Do we have to adapt to the EU before we join?

No. Accession negotiations are a negotiating process, not an adaptation process. Nothing changes in our laws or rules until — and unless — the public approves a finished agreement in a referendum.

It is sometimes claimed that if we decide to resume accession talks with the EU, a forced "adaptation process" kicks in automatically, forcing us to change laws and rules before we even know whether we'll end up joining. This doesn't hold up to scrutiny.

The Copenhagen criteria — and where we stand

The EU sets out clear requirements for new member states, the so-called Copenhagen criteria from 1993. To be admitted, a country must meet three basic conditions:

  1. Political criteria: Stable democracy, rule of law, and protection of human rights.
  2. Economic criteria: A functioning market economy able to compete in the internal market.
  3. Administrative criteria: The ability to take on and enforce EU regulations.

Iceland already meets these criteria. When we applied for membership in 2009, the European Commission issued a formal opinion confirming that Iceland fully satisfied the political and economic criteria — we are, after all, a mature democracy. On top of that, we have already adopted a large share of EU regulations through the EEA Agreement, and we have an administration capable of applying them.

The path to accession depends on where a country starts

For countries in the Balkans or Eastern Europe, which are still building independent courts and market economies, the negotiations really are an adaptation process — they have to prove that the basic criteria have been met before things can move forward. For them, it can take many years of institution-building and rule-of-law reform to reach the Copenhagen criteria.

Our situation is fundamentally different. We meet the criteria from day one.

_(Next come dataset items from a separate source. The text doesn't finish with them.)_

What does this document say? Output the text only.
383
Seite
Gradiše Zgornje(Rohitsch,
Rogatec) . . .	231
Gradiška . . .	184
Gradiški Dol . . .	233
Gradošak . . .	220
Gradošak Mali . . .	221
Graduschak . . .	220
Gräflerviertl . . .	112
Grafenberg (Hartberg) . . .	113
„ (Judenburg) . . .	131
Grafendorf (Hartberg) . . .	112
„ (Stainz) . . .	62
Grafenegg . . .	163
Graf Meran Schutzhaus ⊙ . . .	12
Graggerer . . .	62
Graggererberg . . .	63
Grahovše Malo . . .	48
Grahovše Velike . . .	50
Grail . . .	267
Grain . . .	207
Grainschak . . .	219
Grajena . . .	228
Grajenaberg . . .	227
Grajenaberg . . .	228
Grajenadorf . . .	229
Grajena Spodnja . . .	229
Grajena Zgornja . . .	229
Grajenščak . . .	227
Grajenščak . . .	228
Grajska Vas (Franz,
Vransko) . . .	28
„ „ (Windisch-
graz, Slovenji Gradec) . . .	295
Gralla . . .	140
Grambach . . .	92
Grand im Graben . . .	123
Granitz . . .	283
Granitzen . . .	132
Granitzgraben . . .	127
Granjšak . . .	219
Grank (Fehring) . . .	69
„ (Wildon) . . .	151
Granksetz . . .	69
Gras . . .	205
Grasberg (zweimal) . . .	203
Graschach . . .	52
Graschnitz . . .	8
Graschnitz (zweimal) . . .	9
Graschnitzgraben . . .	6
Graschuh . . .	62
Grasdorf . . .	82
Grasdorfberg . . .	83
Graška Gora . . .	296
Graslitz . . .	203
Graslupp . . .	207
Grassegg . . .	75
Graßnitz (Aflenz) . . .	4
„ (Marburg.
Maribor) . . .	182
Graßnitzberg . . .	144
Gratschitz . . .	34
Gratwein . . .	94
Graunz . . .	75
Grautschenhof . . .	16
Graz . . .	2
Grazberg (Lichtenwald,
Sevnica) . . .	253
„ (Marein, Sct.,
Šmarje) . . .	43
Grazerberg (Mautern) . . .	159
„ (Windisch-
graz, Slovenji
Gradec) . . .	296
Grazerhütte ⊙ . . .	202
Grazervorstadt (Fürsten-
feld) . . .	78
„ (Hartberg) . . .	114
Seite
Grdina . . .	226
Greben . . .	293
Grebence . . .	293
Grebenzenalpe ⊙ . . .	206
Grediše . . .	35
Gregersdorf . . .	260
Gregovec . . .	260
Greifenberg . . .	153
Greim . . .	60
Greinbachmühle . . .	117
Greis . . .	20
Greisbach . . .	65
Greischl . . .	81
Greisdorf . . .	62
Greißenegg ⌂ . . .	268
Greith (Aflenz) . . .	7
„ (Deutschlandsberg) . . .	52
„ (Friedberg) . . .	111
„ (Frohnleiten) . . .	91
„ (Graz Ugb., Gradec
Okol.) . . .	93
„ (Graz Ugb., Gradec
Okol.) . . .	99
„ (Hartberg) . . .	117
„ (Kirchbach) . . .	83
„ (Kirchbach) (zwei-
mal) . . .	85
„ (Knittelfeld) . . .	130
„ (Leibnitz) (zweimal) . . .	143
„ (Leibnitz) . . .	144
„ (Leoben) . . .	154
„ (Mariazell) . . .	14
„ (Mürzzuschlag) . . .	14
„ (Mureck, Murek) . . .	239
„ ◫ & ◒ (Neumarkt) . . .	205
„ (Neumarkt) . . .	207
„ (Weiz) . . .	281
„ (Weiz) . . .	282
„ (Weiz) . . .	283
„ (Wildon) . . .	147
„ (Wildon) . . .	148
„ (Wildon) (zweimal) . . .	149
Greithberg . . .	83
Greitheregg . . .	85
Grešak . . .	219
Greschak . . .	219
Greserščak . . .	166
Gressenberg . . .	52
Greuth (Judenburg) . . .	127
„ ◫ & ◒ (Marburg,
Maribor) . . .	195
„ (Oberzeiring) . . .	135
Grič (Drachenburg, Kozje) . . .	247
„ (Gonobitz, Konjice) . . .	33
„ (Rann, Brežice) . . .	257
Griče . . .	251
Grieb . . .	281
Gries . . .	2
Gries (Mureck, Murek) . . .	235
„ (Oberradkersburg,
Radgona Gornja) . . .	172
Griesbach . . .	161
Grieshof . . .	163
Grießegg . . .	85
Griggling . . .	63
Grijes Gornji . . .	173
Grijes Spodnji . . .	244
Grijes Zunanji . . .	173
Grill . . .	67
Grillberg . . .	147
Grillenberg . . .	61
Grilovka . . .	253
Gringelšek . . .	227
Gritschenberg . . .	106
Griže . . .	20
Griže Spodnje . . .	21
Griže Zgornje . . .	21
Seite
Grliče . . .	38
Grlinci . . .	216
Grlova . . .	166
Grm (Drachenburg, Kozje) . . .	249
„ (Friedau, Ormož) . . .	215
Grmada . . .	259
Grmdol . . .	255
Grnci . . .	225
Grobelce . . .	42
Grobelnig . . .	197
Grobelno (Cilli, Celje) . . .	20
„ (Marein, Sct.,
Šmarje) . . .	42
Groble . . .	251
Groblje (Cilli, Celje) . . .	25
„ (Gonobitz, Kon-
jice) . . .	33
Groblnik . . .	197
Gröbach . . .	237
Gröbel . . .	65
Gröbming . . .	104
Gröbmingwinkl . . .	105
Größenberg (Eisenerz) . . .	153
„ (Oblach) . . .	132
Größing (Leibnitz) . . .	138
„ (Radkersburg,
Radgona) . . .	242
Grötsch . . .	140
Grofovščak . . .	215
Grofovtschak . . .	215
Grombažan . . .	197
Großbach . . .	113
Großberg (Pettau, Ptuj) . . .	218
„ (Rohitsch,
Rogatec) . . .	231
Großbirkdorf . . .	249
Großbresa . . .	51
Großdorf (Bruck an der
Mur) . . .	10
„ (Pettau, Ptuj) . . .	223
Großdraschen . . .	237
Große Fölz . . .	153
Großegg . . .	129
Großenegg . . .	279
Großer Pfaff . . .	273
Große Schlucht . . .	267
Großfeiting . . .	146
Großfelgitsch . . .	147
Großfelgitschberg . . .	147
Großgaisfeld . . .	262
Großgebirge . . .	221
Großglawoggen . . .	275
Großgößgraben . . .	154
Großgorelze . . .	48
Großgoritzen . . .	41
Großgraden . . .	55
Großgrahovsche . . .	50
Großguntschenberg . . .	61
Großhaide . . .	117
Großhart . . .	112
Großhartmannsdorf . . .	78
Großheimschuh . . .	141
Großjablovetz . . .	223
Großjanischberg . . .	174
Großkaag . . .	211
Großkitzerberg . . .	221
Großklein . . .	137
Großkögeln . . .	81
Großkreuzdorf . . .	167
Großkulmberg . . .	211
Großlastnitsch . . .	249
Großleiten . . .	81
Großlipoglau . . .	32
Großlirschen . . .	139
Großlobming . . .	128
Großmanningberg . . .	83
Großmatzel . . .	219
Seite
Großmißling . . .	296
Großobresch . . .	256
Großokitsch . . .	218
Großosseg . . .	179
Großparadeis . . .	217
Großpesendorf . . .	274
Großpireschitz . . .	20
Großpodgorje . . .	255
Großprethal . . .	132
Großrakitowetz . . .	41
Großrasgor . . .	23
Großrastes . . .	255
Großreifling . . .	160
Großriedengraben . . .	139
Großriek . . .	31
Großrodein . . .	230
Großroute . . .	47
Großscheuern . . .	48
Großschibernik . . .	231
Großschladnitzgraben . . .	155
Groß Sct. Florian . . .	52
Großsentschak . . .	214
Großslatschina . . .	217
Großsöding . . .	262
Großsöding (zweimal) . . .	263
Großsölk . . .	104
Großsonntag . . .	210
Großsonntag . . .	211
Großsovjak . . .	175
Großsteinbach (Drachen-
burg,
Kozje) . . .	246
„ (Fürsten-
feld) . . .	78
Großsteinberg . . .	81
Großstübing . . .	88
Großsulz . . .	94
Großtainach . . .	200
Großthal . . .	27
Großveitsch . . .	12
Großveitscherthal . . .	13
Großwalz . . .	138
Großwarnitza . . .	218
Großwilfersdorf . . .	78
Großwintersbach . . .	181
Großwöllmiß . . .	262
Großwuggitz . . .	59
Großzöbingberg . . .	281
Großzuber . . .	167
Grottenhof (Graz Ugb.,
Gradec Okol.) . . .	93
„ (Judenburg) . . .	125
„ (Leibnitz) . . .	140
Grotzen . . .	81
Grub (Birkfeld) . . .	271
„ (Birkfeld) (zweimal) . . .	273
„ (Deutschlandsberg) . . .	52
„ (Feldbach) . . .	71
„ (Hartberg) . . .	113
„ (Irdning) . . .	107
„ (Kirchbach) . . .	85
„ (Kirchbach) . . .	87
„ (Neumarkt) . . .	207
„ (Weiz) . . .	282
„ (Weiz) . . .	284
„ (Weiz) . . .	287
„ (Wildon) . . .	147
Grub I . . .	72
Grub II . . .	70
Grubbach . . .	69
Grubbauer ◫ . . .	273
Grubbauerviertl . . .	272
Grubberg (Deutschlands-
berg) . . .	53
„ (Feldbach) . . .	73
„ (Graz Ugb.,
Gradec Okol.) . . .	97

Our negotiations wouldn't be about overhauling our system of government, but about negotiating the areas that fall outside the EEA — chiefly fisheries, agriculture, customs, and monetary policy — along with technical details in a number of other fields.

Negotiations are a negotiating process, not an adaptation process

The goal of the negotiations is to produce a draft accession treaty. That draft would spell out precisely which rules we would need to change, which exemptions we would get, and how implementation would work — if we join.

No such changes take effect during the negotiations. The record bears this out: between 2010 and 2013 formal accession talks took place between Iceland and the EU. A number of chapters were opened and significant progress was made — but no legal changes were made on account of the negotiations themselves. When talks were put on hold in 2013, the Icelandic system of government stood unchanged (apart from changes stemming from the EEA, independent of the negotiations). Indeed, the negotiating parties had agreed "that Iceland would not make changes to its institutions or legislation until after a referendum had been held." (Source here, p. 6.)

It is not until the accession treaty is finalised that it is put to voters in a referendum. If a majority says no, the treaty is shelved (as Norway did in 1994, after their accession agreement had been fully negotiated and signed), and no changes are made on its account.

In short: Negotiations are a chance to see the deal in black and white. Nothing changes unless voters say yes.